Some of the challenges identified by IDFI and GYLA in the alternative monitoring reports were also mentioned in the report on the implementation of the PAR Framework by an independent expert. In particular, as indicated in the report:
- The Roadmap identifies the main challenges in Georgia's public administration, although it was not clear in all cases how the set objectives would help solve the problem. Besides, the indicators provided under the objectives were not sufficient and could not ensure a proper measurement of the progress achieved;
- The Roadmap does not provide for formal renewal procedures. Although the approval of the Public Administration Reform Action Plan is carried out every two years, it does not have a unified and formalized structure. Besides, the adoption of the new action plan did not provide for the updating and/or adaptation of objectives, which in some cases weakened the link between the activities and objectives set out in the action plan.

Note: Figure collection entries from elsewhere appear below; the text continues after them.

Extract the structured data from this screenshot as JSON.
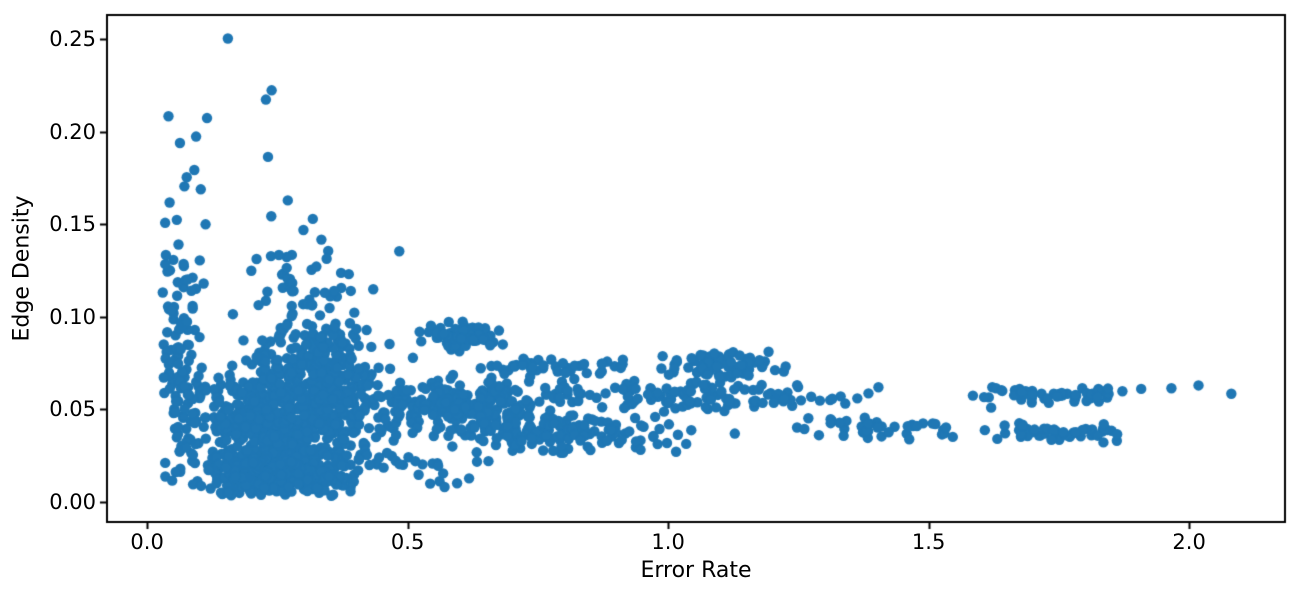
{
  "figure": {
    "background": "#ffffff",
    "text_color": "#000000",
    "spine_color": "#000000"
  },
  "chart_data": {
    "type": "scatter",
    "title": "",
    "xlabel": "Error Rate",
    "ylabel": "Edge Density",
    "x_ticks": [
      0.0,
      0.5,
      1.0,
      1.5,
      2.0
    ],
    "x_tick_labels": [
      "0.0",
      "0.5",
      "1.0",
      "1.5",
      "2.0"
    ],
    "y_ticks": [
      0.0,
      0.05,
      0.1,
      0.15,
      0.2,
      0.25
    ],
    "y_tick_labels": [
      "0.00",
      "0.05",
      "0.10",
      "0.15",
      "0.20",
      "0.25"
    ],
    "xlim": [
      -0.077,
      2.184
    ],
    "ylim": [
      -0.0108,
      0.2632
    ],
    "grid": false,
    "legend": null,
    "marker_color": "#1f77b4",
    "marker_radius_px": 5.2,
    "seed": 1337,
    "clusters": [
      {
        "name": "core-main",
        "n": 550,
        "cx": 0.26,
        "cy": 0.035,
        "sx": 0.09,
        "sy": 0.016,
        "xmin": 0.08,
        "xmax": 0.6,
        "ymin": 0.004,
        "ymax": 0.08
      },
      {
        "name": "core-low-edge",
        "n": 260,
        "cx": 0.24,
        "cy": 0.013,
        "sx": 0.07,
        "sy": 0.005,
        "xmin": 0.1,
        "xmax": 0.5,
        "ymin": 0.003,
        "ymax": 0.03
      },
      {
        "name": "core-upper",
        "n": 280,
        "cx": 0.33,
        "cy": 0.058,
        "sx": 0.09,
        "sy": 0.012,
        "xmin": 0.12,
        "xmax": 0.62,
        "ymin": 0.03,
        "ymax": 0.09
      },
      {
        "name": "core-top-fringe",
        "n": 90,
        "cx": 0.32,
        "cy": 0.083,
        "sx": 0.07,
        "sy": 0.01,
        "xmin": 0.15,
        "xmax": 0.52,
        "ymin": 0.068,
        "ymax": 0.105
      },
      {
        "name": "left-column",
        "n": 115,
        "cx": 0.062,
        "cy": 0.068,
        "sx": 0.021,
        "sy": 0.042,
        "xmin": 0.028,
        "xmax": 0.115,
        "ymin": 0.01,
        "ymax": 0.185
      },
      {
        "name": "upper-sparse",
        "n": 50,
        "cx": 0.3,
        "cy": 0.112,
        "sx": 0.05,
        "sy": 0.016,
        "xmin": 0.17,
        "xmax": 0.46,
        "ymin": 0.088,
        "ymax": 0.18
      },
      {
        "name": "hump-09",
        "n": 70,
        "cx": 0.61,
        "cy": 0.0895,
        "sx": 0.038,
        "sy": 0.004,
        "xmin": 0.5,
        "xmax": 0.69,
        "ymin": 0.079,
        "ymax": 0.098
      },
      {
        "name": "band-right-core",
        "n": 210,
        "cx": 0.62,
        "cy": 0.051,
        "sx": 0.11,
        "sy": 0.0075,
        "xmin": 0.44,
        "xmax": 1.0,
        "ymin": 0.035,
        "ymax": 0.068
      },
      {
        "name": "band-mid-low",
        "n": 130,
        "cx": 0.78,
        "cy": 0.037,
        "sx": 0.12,
        "sy": 0.005,
        "xmin": 0.55,
        "xmax": 1.08,
        "ymin": 0.026,
        "ymax": 0.048
      },
      {
        "name": "band-mid",
        "n": 110,
        "cx": 1.05,
        "cy": 0.058,
        "sx": 0.16,
        "sy": 0.004,
        "xmin": 0.78,
        "xmax": 1.42,
        "ymin": 0.048,
        "ymax": 0.066
      },
      {
        "name": "band-075",
        "n": 75,
        "cx": 1.1,
        "cy": 0.0745,
        "sx": 0.07,
        "sy": 0.0035,
        "xmin": 0.97,
        "xmax": 1.25,
        "ymin": 0.066,
        "ymax": 0.082
      },
      {
        "name": "band-07-left",
        "n": 45,
        "cx": 0.78,
        "cy": 0.073,
        "sx": 0.09,
        "sy": 0.003,
        "xmin": 0.63,
        "xmax": 0.97,
        "ymin": 0.066,
        "ymax": 0.08
      },
      {
        "name": "band-14",
        "n": 40,
        "cx": 1.42,
        "cy": 0.04,
        "sx": 0.09,
        "sy": 0.0035,
        "xmin": 1.24,
        "xmax": 1.57,
        "ymin": 0.03,
        "ymax": 0.047
      },
      {
        "name": "right-band-06",
        "n": 55,
        "cx": 1.76,
        "cy": 0.059,
        "sx": 0.1,
        "sy": 0.0028,
        "xmin": 1.6,
        "xmax": 1.93,
        "ymin": 0.053,
        "ymax": 0.065
      },
      {
        "name": "right-band-037",
        "n": 50,
        "cx": 1.77,
        "cy": 0.038,
        "sx": 0.08,
        "sy": 0.0025,
        "xmin": 1.59,
        "xmax": 1.91,
        "ymin": 0.032,
        "ymax": 0.044
      },
      {
        "name": "low-right-sparse",
        "n": 18,
        "cx": 0.52,
        "cy": 0.018,
        "sx": 0.06,
        "sy": 0.006,
        "xmin": 0.4,
        "xmax": 0.66,
        "ymin": 0.008,
        "ymax": 0.03
      }
    ],
    "outlier_points": [
      [
        0.155,
        0.2505
      ],
      [
        0.239,
        0.2225
      ],
      [
        0.228,
        0.2175
      ],
      [
        0.041,
        0.2085
      ],
      [
        0.115,
        0.2075
      ],
      [
        0.094,
        0.1975
      ],
      [
        0.063,
        0.194
      ],
      [
        0.232,
        0.1865
      ],
      [
        0.076,
        0.1755
      ],
      [
        0.103,
        0.169
      ],
      [
        0.27,
        0.163
      ],
      [
        0.057,
        0.1525
      ],
      [
        0.318,
        0.153
      ],
      [
        0.3,
        0.147
      ],
      [
        0.036,
        0.1335
      ],
      [
        0.253,
        0.1335
      ],
      [
        0.484,
        0.1355
      ],
      [
        0.434,
        0.115
      ],
      [
        0.2,
        0.125
      ],
      [
        1.585,
        0.0575
      ],
      [
        1.62,
        0.051
      ],
      [
        1.966,
        0.0615
      ],
      [
        2.018,
        0.063
      ],
      [
        2.081,
        0.0585
      ],
      [
        1.128,
        0.037
      ],
      [
        0.618,
        0.0128
      ]
    ]
  }
}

In response to these challenges, IDFI and GYLA issued recommendations as part of the alternative monitoring, some of which are repeated in the report on the implementation of the PAR Roadmap prepared by an independent expert. The expert like IDFI and GYLA points out that it is important to:
- Provide clear political support and oversight for the future goals of PAR;
- Consider the resources available to actually achieve the objectives and set deadlines correctly;
- Determine impact indicators and interim targets in future strategic documents;
- Harmonize the indicators with OECD/SIGMA standards; etc.

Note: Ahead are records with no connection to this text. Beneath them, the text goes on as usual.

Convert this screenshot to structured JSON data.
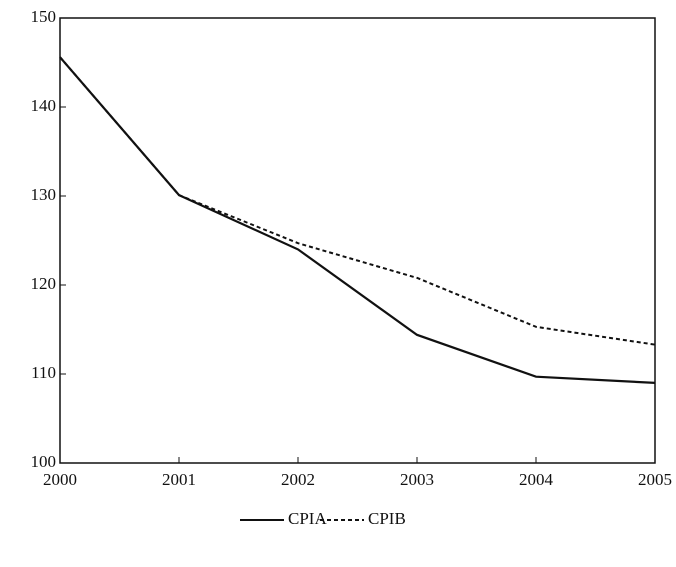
{
  "chart_data": {
    "type": "line",
    "categories": [
      "2000",
      "2001",
      "2002",
      "2003",
      "2004",
      "2005"
    ],
    "series": [
      {
        "name": "CPIA",
        "color": "#111111",
        "dash": false,
        "values": [
          145.6,
          130.1,
          124.0,
          114.4,
          109.7,
          109.0
        ]
      },
      {
        "name": "CPIB",
        "color": "#111111",
        "dash": true,
        "values": [
          145.6,
          130.1,
          124.7,
          120.8,
          115.3,
          113.3
        ]
      }
    ],
    "ylim": [
      100,
      150
    ],
    "yticks": [
      100,
      110,
      120,
      130,
      140,
      150
    ]
  }
}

It should be noted that in order to achieve the strategic goals and objectives in a timely manner, relevant strategic/policy documents should be developed and published in the beginning of the period provided for in the specific strategy/action plan. According to the PAR Action Plan Implementation Report 2020, "to ensure the continuity of the reform, work on the Strategy document and the relevant Action Plan is scheduled to be completed in the second quarter of 2021." However, in August 2021 the documents are still not prepared. This is a significant shortcoming of the policy-making process, which IDFI has repeatedly highlighted.